その日以降


あのとき長谷川は、電話での誘いを断った。深く考えもせず、あっさりと気軽に断った。ごめんやっぱり今日はやめとく。ごめんね。電話でそう伝えて、それで長谷川は仕事を続けたけど、結局その日は、全然大した仕事なんてしなかった。別にあのとき帰ってもかまわなかった。なんであのとき切り上げなかったんだろう。なんですぐに目的地に向かわなかったのか。全然わからない。明確な理由も、深い意味もない。ただ、単にそう思って、なんとなく断っただけ。いや今日はやめとこう、そう思って、そう電話で告げた。電話の相手は、仲の良い、いつも気軽に話せる相手で、今でも変わらず友達だ。この十数年間、何度となく交わしてきたやりとりのひとつに過ぎない。それだけのこと。長谷川は今でもそのときのことを思い出す。あれからもう、15年が経つのだ。


思えばあの日以来、長谷川の運命は決定的に変わった。長谷川は今でもたまに思いに耽る。もしあの誘いを断ってなかったら、今頃、どうなっていたのだろう。もっと全然別の、想像もつかないような場所にいただろうか。そこが良いところなのか悪いところなのかわからないし、そこに行きたいのか行きたくないのかも、はっきりとはわからない。
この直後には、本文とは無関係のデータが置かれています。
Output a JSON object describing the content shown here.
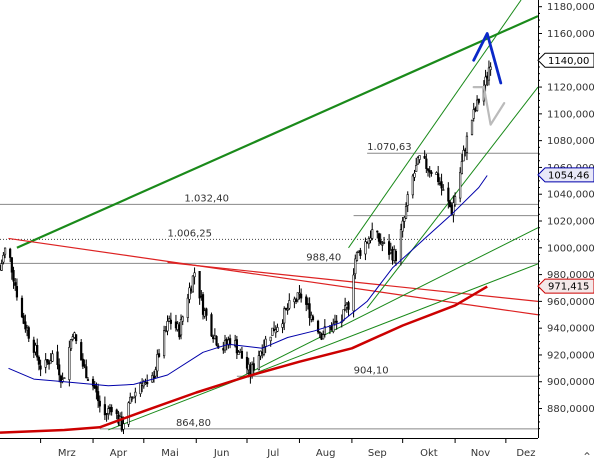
{
  "chart_data": {
    "type": "candlestick",
    "x_axis": {
      "months": [
        {
          "label": "Mrz",
          "date": "2013-03-01"
        },
        {
          "label": "Apr",
          "date": "2013-04-01"
        },
        {
          "label": "Mai",
          "date": "2013-05-01"
        },
        {
          "label": "Jun",
          "date": "2013-06-01"
        },
        {
          "label": "Jul",
          "date": "2013-07-01"
        },
        {
          "label": "Aug",
          "date": "2013-08-01"
        },
        {
          "label": "Sep",
          "date": "2013-09-01"
        },
        {
          "label": "Okt",
          "date": "2013-10-01"
        },
        {
          "label": "Nov",
          "date": "2013-11-01"
        },
        {
          "label": "Dez",
          "date": "2013-12-01"
        }
      ],
      "range": [
        "2013-02-05",
        "2013-12-20"
      ]
    },
    "y_axis": {
      "ylim": [
        858,
        1185
      ],
      "ticks": [
        "880,0000",
        "900,0000",
        "920,0000",
        "940,0000",
        "960,0000",
        "980,0000",
        "1000,000",
        "1020,000",
        "1040,000",
        "1060,000",
        "1080,000",
        "1100,000",
        "1120,000",
        "1140,000",
        "1160,000",
        "1180,000"
      ]
    },
    "badges": [
      {
        "label": "1140,00",
        "value": 1140,
        "color": "#000000",
        "fill": "#ffffff"
      },
      {
        "label": "1054,46",
        "value": 1054.46,
        "color": "#0000aa",
        "fill": "#e8e8f8"
      },
      {
        "label": "971,415",
        "value": 971.415,
        "color": "#cc0000",
        "fill": "#f4e8e8"
      }
    ],
    "levels": [
      {
        "label": "1.070,63",
        "value": 1070.63,
        "label_date": "2013-09-10",
        "start": "2013-09-10",
        "style": "solid"
      },
      {
        "label": "1.032,40",
        "value": 1032.4,
        "label_date": "2013-05-25",
        "start": "2013-02-05",
        "style": "solid"
      },
      {
        "label": "",
        "value": 1024,
        "label_date": "",
        "start": "2013-09-02",
        "style": "solid"
      },
      {
        "label": "1.006,25",
        "value": 1006.25,
        "label_date": "2013-05-15",
        "start": "2013-02-05",
        "style": "dotted"
      },
      {
        "label": "988,40",
        "value": 988.4,
        "label_date": "2013-08-05",
        "start": "2013-02-05",
        "style": "solid"
      },
      {
        "label": "904,10",
        "value": 904.1,
        "label_date": "2013-09-02",
        "start": "2013-06-25",
        "style": "solid"
      },
      {
        "label": "864,80",
        "value": 864.8,
        "label_date": "2013-05-20",
        "start": "2013-04-05",
        "style": "solid"
      }
    ],
    "trendlines": [
      {
        "name": "long-term-channel-top",
        "color": "#1a8a1a",
        "width": 2.2,
        "from": [
          "2013-02-15",
          1000
        ],
        "to": [
          "2013-12-20",
          1173
        ]
      },
      {
        "name": "resistance-falling",
        "color": "#dd2222",
        "width": 1.2,
        "from": [
          "2013-02-10",
          1007
        ],
        "to": [
          "2013-12-20",
          950
        ]
      },
      {
        "name": "resistance-falling-2",
        "color": "#dd2222",
        "width": 1.2,
        "from": [
          "2013-05-15",
          989
        ],
        "to": [
          "2013-12-20",
          960
        ]
      },
      {
        "name": "support-rising-1",
        "color": "#1a8a1a",
        "width": 1,
        "from": [
          "2013-04-10",
          864
        ],
        "to": [
          "2013-12-20",
          988
        ]
      },
      {
        "name": "support-rising-2",
        "color": "#1a8a1a",
        "width": 1,
        "from": [
          "2013-06-25",
          902
        ],
        "to": [
          "2013-12-20",
          1015
        ]
      },
      {
        "name": "channel-upper",
        "color": "#1a8a1a",
        "width": 1,
        "from": [
          "2013-08-30",
          1000
        ],
        "to": [
          "2013-12-10",
          1185
        ]
      },
      {
        "name": "channel-lower",
        "color": "#1a8a1a",
        "width": 1,
        "from": [
          "2013-09-10",
          955
        ],
        "to": [
          "2013-12-20",
          1120
        ]
      }
    ],
    "moving_averages": [
      {
        "name": "ma-short",
        "color": "#0000aa",
        "width": 1,
        "points": [
          [
            "2013-02-10",
            910
          ],
          [
            "2013-02-25",
            902
          ],
          [
            "2013-03-15",
            900
          ],
          [
            "2013-04-10",
            897
          ],
          [
            "2013-04-25",
            898
          ],
          [
            "2013-05-15",
            905
          ],
          [
            "2013-06-05",
            922
          ],
          [
            "2013-06-20",
            928
          ],
          [
            "2013-07-10",
            925
          ],
          [
            "2013-07-25",
            933
          ],
          [
            "2013-08-10",
            938
          ],
          [
            "2013-08-25",
            944
          ],
          [
            "2013-09-10",
            960
          ],
          [
            "2013-09-25",
            985
          ],
          [
            "2013-10-15",
            1008
          ],
          [
            "2013-10-30",
            1025
          ],
          [
            "2013-11-15",
            1045
          ],
          [
            "2013-11-20",
            1054
          ]
        ]
      },
      {
        "name": "ma-long",
        "color": "#cc0000",
        "width": 2.5,
        "points": [
          [
            "2013-02-05",
            862
          ],
          [
            "2013-02-25",
            863
          ],
          [
            "2013-03-15",
            864
          ],
          [
            "2013-04-05",
            866
          ],
          [
            "2013-05-01",
            878
          ],
          [
            "2013-06-01",
            892
          ],
          [
            "2013-07-01",
            904
          ],
          [
            "2013-08-01",
            915
          ],
          [
            "2013-09-01",
            925
          ],
          [
            "2013-10-01",
            942
          ],
          [
            "2013-11-01",
            957
          ],
          [
            "2013-11-20",
            971
          ]
        ]
      }
    ],
    "projections": [
      {
        "name": "projection-up",
        "color": "#0a28c8",
        "width": 2.8,
        "points": [
          [
            "2013-11-12",
            1140
          ],
          [
            "2013-11-20",
            1160
          ],
          [
            "2013-11-28",
            1123
          ]
        ]
      },
      {
        "name": "projection-down",
        "color": "#bbbbbb",
        "width": 2.2,
        "points": [
          [
            "2013-11-12",
            1120
          ],
          [
            "2013-11-18",
            1120
          ],
          [
            "2013-11-22",
            1092
          ],
          [
            "2013-11-30",
            1108
          ]
        ]
      }
    ],
    "price_path": [
      [
        "2013-02-05",
        984
      ],
      [
        "2013-02-09",
        1003
      ],
      [
        "2013-02-12",
        985
      ],
      [
        "2013-02-18",
        948
      ],
      [
        "2013-02-24",
        930
      ],
      [
        "2013-03-02",
        908
      ],
      [
        "2013-03-09",
        922
      ],
      [
        "2013-03-14",
        900
      ],
      [
        "2013-03-20",
        938
      ],
      [
        "2013-03-26",
        912
      ],
      [
        "2013-04-02",
        895
      ],
      [
        "2013-04-07",
        873
      ],
      [
        "2013-04-12",
        882
      ],
      [
        "2013-04-18",
        867
      ],
      [
        "2013-04-24",
        888
      ],
      [
        "2013-04-30",
        902
      ],
      [
        "2013-05-04",
        892
      ],
      [
        "2013-05-10",
        921
      ],
      [
        "2013-05-16",
        946
      ],
      [
        "2013-05-22",
        938
      ],
      [
        "2013-05-27",
        965
      ],
      [
        "2013-05-31",
        982
      ],
      [
        "2013-06-05",
        955
      ],
      [
        "2013-06-10",
        939
      ],
      [
        "2013-06-16",
        924
      ],
      [
        "2013-06-22",
        933
      ],
      [
        "2013-06-28",
        918
      ],
      [
        "2013-07-03",
        906
      ],
      [
        "2013-07-09",
        924
      ],
      [
        "2013-07-15",
        937
      ],
      [
        "2013-07-21",
        946
      ],
      [
        "2013-07-27",
        958
      ],
      [
        "2013-08-02",
        964
      ],
      [
        "2013-08-08",
        950
      ],
      [
        "2013-08-14",
        936
      ],
      [
        "2013-08-20",
        941
      ],
      [
        "2013-08-26",
        946
      ],
      [
        "2013-08-30",
        958
      ],
      [
        "2013-09-03",
        992
      ],
      [
        "2013-09-08",
        1002
      ],
      [
        "2013-09-13",
        1012
      ],
      [
        "2013-09-18",
        1004
      ],
      [
        "2013-09-22",
        998
      ],
      [
        "2013-09-27",
        994
      ],
      [
        "2013-10-02",
        1022
      ],
      [
        "2013-10-06",
        1049
      ],
      [
        "2013-10-11",
        1066
      ],
      [
        "2013-10-16",
        1060
      ],
      [
        "2013-10-21",
        1055
      ],
      [
        "2013-10-26",
        1038
      ],
      [
        "2013-10-30",
        1028
      ],
      [
        "2013-11-03",
        1050
      ],
      [
        "2013-11-07",
        1076
      ],
      [
        "2013-11-11",
        1096
      ],
      [
        "2013-11-15",
        1110
      ],
      [
        "2013-11-19",
        1124
      ],
      [
        "2013-11-22",
        1140
      ]
    ]
  }
}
でも面白いと思うのは、あのときはっきりと、何かが起きたのではなく、あのときはっきりと、何かが起きなかったのだ。あれは、起きなかった。という出来事だった。出来事は、別の場所で起きた。この世の中でいくつも起きていることのひとつとして、ありふれた、なんでもないような出来事として、それは起きた。長谷川は、それを別の場所で起きた出来事として、体験した。それは確かだ。それはどこかで起きた出来事で、少なくとも私の傍では何も起きなかった。それだけは確かだという、ほとんど情けなくなるような心残りを引き摺って、そのあとをいつものとおりに、生きる事になったということかしら。それが決定的になった日、ということかしら。あの日こそが、今まで生きてきた中で、たぶんもっともはっきりとした、深くえぐられたようにふたつに割れた、最初で最後の分かれ道だったということかしら。右に行くか、左に行くかの選択の日だったということ?私はそんなこと、全然気付かなかった。私は、何も考えずに気軽に、歩を進めた。いったい、何を選んだの?単にそれまでと同じ歩みを歩いた。それだけのはず。


長谷川が仮に、あの誘いを断ってなかったとして、じつはそれでも、事態が何か変わったわけではないと思う。僕はそう思う。最初からわかっている事だ。長谷川はだから、今に至るまで、一度も後悔や自己憐憫などに浸ってなどいない筈だ。するはずがない。だって、そんなはっきりと手に触れた感触なんて、何もないのだから。彼女は分かれ道を選択したわけではない、たぶんそうだ。右も左も選んでない。じつは何の関係もない。ぜんぜん関係ないのだ。最初からそうなのだ。そして彼女は常に毅然としている。今も昔もそうだ。それは決して、何も変わらないのだ。とはいえ、何も変わらないのは、彼女が、どうあがいても結局は、その日以降を生きているからかもしれない。その日以降、彼女は本来の彼女から、そう簡単には変われなくなってしまったのだ。でも、そうだとしても僕には彼女は彼女だと思う。そのようにしか見えない。僕は、長谷川を知ってから、まだ2年しか経ってないから。